Hadoop Online Training

Hadoop Online Training By IT Experts :

Pravega online training facility offers Hadoop online training by trainers who have expert knowledge in the Hadoop and proven record of training hundreds of students. Our Hadoop training is regarded as the best online training by our students and corporate clients. We are training partners for corporate clients like IBM. We train students from across all countries like USA, UK, Singapore, UAE, Australia, India. Our Hadoop training is your one stop solution to Learn, Practice and build career in this field at the comfort of your Home with flexible class schedules..

Hadoop Introduction :

Hadoop is an open source software. Hadoop allows distributed processing of the scattered large sets of data across batch of computer servers using simple programming methods. It is outlined to scale up from a single server to thousands of machines, with a very high availability. offers local computation and storage. Rather than depending on hardware, the flexibility of these batches comes from the software’s capability to detect and handle failures at the application layer. This course helps you through address the challenges and take advantage of the core values provided by Hadoop in a vendor neutral way.

Pravega Training offers the Hadoop Online Course in a true global setting.

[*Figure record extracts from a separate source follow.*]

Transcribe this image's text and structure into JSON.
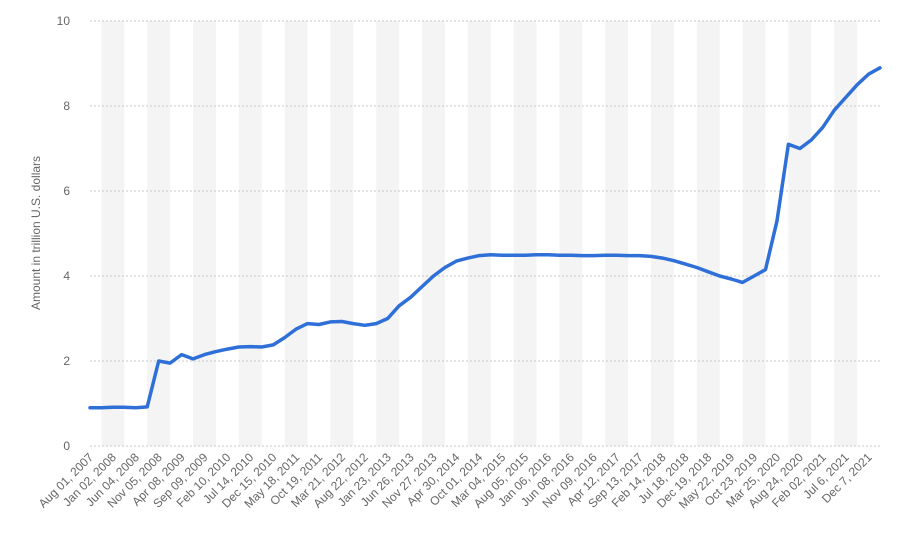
{
  "chart_data": {
    "type": "line",
    "y_axis_label": "Amount in trillion U.S. dollars",
    "categories": [
      "Aug 01, 2007",
      null,
      "Jan 02, 2008",
      null,
      "Jun 04, 2008",
      null,
      "Nov 05, 2008",
      null,
      "Apr 08, 2009",
      null,
      "Sep 09, 2009",
      null,
      "Feb 10, 2010",
      null,
      "Jul 14, 2010",
      null,
      "Dec 15, 2010",
      null,
      "May 18, 2011",
      null,
      "Oct 19, 2011",
      null,
      "Mar 21, 2012",
      null,
      "Aug 22, 2012",
      null,
      "Jan 23, 2013",
      null,
      "Jun 26, 2013",
      null,
      "Nov 27, 2013",
      null,
      "Apr 30, 2014",
      null,
      "Oct 01, 2014",
      null,
      "Mar 04, 2015",
      null,
      "Aug 05, 2015",
      null,
      "Jan 06, 2016",
      null,
      "Jun 08, 2016",
      null,
      "Nov 09, 2016",
      null,
      "Apr 12, 2017",
      null,
      "Sep 13, 2017",
      null,
      "Feb 14, 2018",
      null,
      "Jul 18, 2018",
      null,
      "Dec 19, 2018",
      null,
      "May 22, 2019",
      null,
      "Oct 23, 2019",
      null,
      "Mar 25, 2020",
      null,
      "Aug 24, 2020",
      null,
      "Feb 02, 2021",
      null,
      "Jul 6, 2021",
      null,
      "Dec 7, 2021",
      null
    ],
    "values": [
      0.9,
      0.9,
      0.91,
      0.91,
      0.9,
      0.92,
      2.0,
      1.95,
      2.15,
      2.05,
      2.15,
      2.22,
      2.28,
      2.33,
      2.34,
      2.33,
      2.38,
      2.55,
      2.75,
      2.88,
      2.86,
      2.92,
      2.93,
      2.88,
      2.84,
      2.88,
      3.0,
      3.3,
      3.5,
      3.75,
      4.0,
      4.2,
      4.35,
      4.42,
      4.48,
      4.5,
      4.49,
      4.49,
      4.49,
      4.5,
      4.5,
      4.49,
      4.49,
      4.48,
      4.48,
      4.49,
      4.49,
      4.48,
      4.48,
      4.46,
      4.42,
      4.36,
      4.28,
      4.2,
      4.1,
      4.0,
      3.93,
      3.85,
      4.0,
      4.15,
      5.3,
      7.1,
      7.0,
      7.2,
      7.5,
      7.9,
      8.2,
      8.5,
      8.75,
      8.9
    ],
    "color": "#2f6fd8",
    "ylim": [
      0,
      10
    ],
    "yticks": [
      0,
      2,
      4,
      6,
      8,
      10
    ],
    "grid": true
  }
}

Hadoop Online Training Concepts : :

Basics of Hadoop:

1.Motivation for Hadoop
2.Large scale system training
3.Survey of data storage literature
4.Literature survey of data processing
5.Networking constraints
6.New approach requirements

Basic concepts of Hadoop
1.What is Hadoop?
2.Distributed file system of Hadoop
3.Map reduction of Hadoop works
4.Hadoop cluster and its anatomy
5.Hadoop demons
6.Master demons
7.Name node
8.Tracking of job
9.Secondary node detection
10.Slave daemons
11.Tracking of task
12.HDFS(Hadoop Distributed File System)
13.Spilts and blocks
14.Input Spilts
15.HDFS spilts
16.Replication of data
17.Awareness of Hadoop racking
18.High availably of data
19.Block placement and cluster architecture
20.CASE STUDIES
21.Practices & Tuning of performances
22.Development of mass reduce programs
23.Local mode
24.Running without HDFS
25.Pseudo-distributed mode

Hadoop administration

1.Setup of Hadoop cluster of Cloud era, Apache, Green plum, Horton works
2.On a single desktop, make a full cluster of a Hadoop setup.
3.Configure and Install Apache Hadoop on a multi node cluster.
4.In a distributed mode, configure and install Cloud era distribution.
5.In a fully distributed mode, configure and install Hortom works distribution
6.In a fully distributed mode, configure the Green Plum distribution.
7.Monitor the cluster
8.Get used to the management console of Horton works and Cloud era.

Hadoop Development :

1.Writing a MapReduce Program
2.Sample the mapreduce program.
3.API concepts and their basics
4.Driver code
5.Mapper
6.Reducer
7.Hadoop AVI streaming
8.Performing several Hadoop jobs
9.Configuring close methods
10.Sequencing of files
11.Record reading
12.Record writer
13.Reporter and its role
14.Counters

CDH4 Enhancements :

1.Name Node – Availability
2.Name Node federation
3.Fencing
4.MapReduce – 2

HADOOP ANALYST

1.Concepts of Hive
2. Hive and its architecture
3. Install and configure hive on cluster
4. Type of tables in hive

PIG :

1.Pig basics
2. Install and configure PIG
3. Functions of PIG Library
4. Pig Vs Hive
5. Writing of sample Pig Latin scripts

IMPALA

1. Difference between Pig and Impala Hive
2. Does Impala give good performance?
3. Exclusive features
4. Impala and its Challenges
5. Use cases

Our Hadoop Online Training batches start every week and we accommodate your flexible timings.